EU-US data deal on the line as High Court refers Facebook case to European court

The High Court today set out a number of questions which the European court must answer.

THE HIGH COURT today referred a complaint by Max Schrems against Facebook’s data sharing with US surveillance services to the Court of Justice of the European Union (CJEU) for a second time.

The High Court today set out a number of questions which the CJEU will have to answer regarding the validity of data channels between the US and the EU including the Privacy Shield which is a US-EU data sharing deal.

Speaking today, Schrems said he was happy with the outcome of the latest twist in his legal battle against the online giant.

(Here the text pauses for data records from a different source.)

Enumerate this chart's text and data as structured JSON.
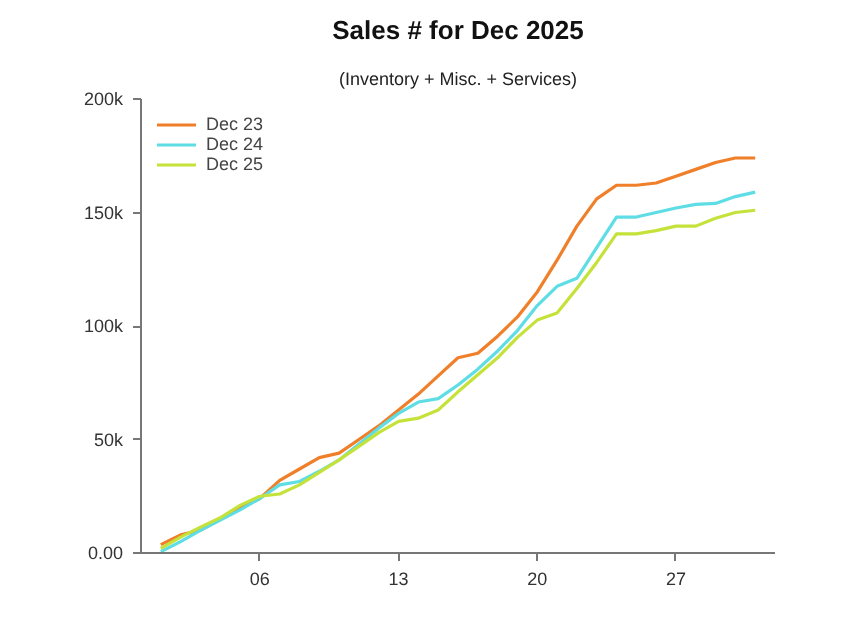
{
  "chart_data": {
    "type": "line",
    "title": "Sales # for Dec 2025",
    "subtitle": "(Inventory + Misc. + Services)",
    "x": [
      1,
      2,
      3,
      4,
      5,
      6,
      7,
      8,
      9,
      10,
      11,
      12,
      13,
      14,
      15,
      16,
      17,
      18,
      19,
      20,
      21,
      22,
      23,
      24,
      25,
      26,
      27,
      28,
      29,
      30,
      31
    ],
    "xlim": [
      0,
      32
    ],
    "xticks": [
      {
        "value": 6,
        "label": "06"
      },
      13,
      20,
      27
    ],
    "ylim": [
      0,
      200000
    ],
    "yticks": [
      {
        "value": 0,
        "label": "0.00"
      },
      {
        "value": 50000,
        "label": "50k"
      },
      {
        "value": 100000,
        "label": "100k"
      },
      {
        "value": 150000,
        "label": "150k"
      },
      {
        "value": 200000,
        "label": "200k"
      }
    ],
    "series": [
      {
        "name": "Dec 23",
        "color": "#f07f29",
        "values": [
          3700,
          8000,
          10000,
          15000,
          20000,
          24000,
          32000,
          37000,
          42000,
          44000,
          50000,
          56000,
          63000,
          70000,
          78000,
          86000,
          88000,
          95500,
          104000,
          115000,
          129000,
          144000,
          156000,
          162000,
          162000,
          163000,
          166000,
          169000,
          172000,
          174000,
          174000
        ]
      },
      {
        "name": "Dec 24",
        "color": "#5fdde5",
        "values": [
          600,
          5000,
          10000,
          14500,
          19000,
          24000,
          30000,
          31500,
          36000,
          41000,
          48000,
          55000,
          61500,
          66500,
          68000,
          74000,
          81000,
          89000,
          98000,
          109000,
          117500,
          121000,
          134500,
          148000,
          148000,
          150000,
          152000,
          153600,
          154000,
          157000,
          159000
        ]
      },
      {
        "name": "Dec 25",
        "color": "#c5e23a",
        "values": [
          2000,
          7000,
          11400,
          15500,
          21000,
          25000,
          26000,
          30000,
          35500,
          41000,
          47000,
          53000,
          58000,
          59400,
          63000,
          71000,
          78500,
          86000,
          95000,
          102600,
          105700,
          116500,
          128000,
          140600,
          140600,
          142000,
          144000,
          144000,
          147500,
          150000,
          151000
        ]
      }
    ],
    "grid": false,
    "legend": "top left",
    "marker": "none",
    "line_style": "solid"
  }
}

“So far this case is pending for five years. While I was of the view that the Irish Data Protection Authority could have decided over this case itself, but I welcome that the issue will hopefully be dealt with once and forever by the Court of Justice. What is remarkable, is that the High Court also included questions on the ‘Privacy Shield’, which has the potential for a full review of all EU-US data transfer instruments in this case.”

The Privacy Shield was designed by the US Department of Commerce and the European Commission to provide companies on both sides of the Atlantic with a “mechanism to comply with data protection requirements when transferring personal data from the European Union and Switzerland to the United States in support of transatlantic commerce”, according to the US government.

Schrems, an activist who has brought several cases before European courts to strengthen data protection online, said that the controversial data harvesting methods at the centre of the current Facebook scandal were exactly those he had raised in a complaint before the Irish Data Protection Authority in 2011.

Schrems is now launching a new organisation NOYB (None Of Your Business) to help individuals enforce their rights under new EU data regulations due to come into effect in May.

The current scandal has wiped billions off Facebook’s market value and had also led to the suspension of CA chief executive Alexander Nix.

In undercover filming captured by the UK’s Channel 4 television, Nix was seen boasting about entrapping politicians and secretly operating in elections around the world through shadowy front companies.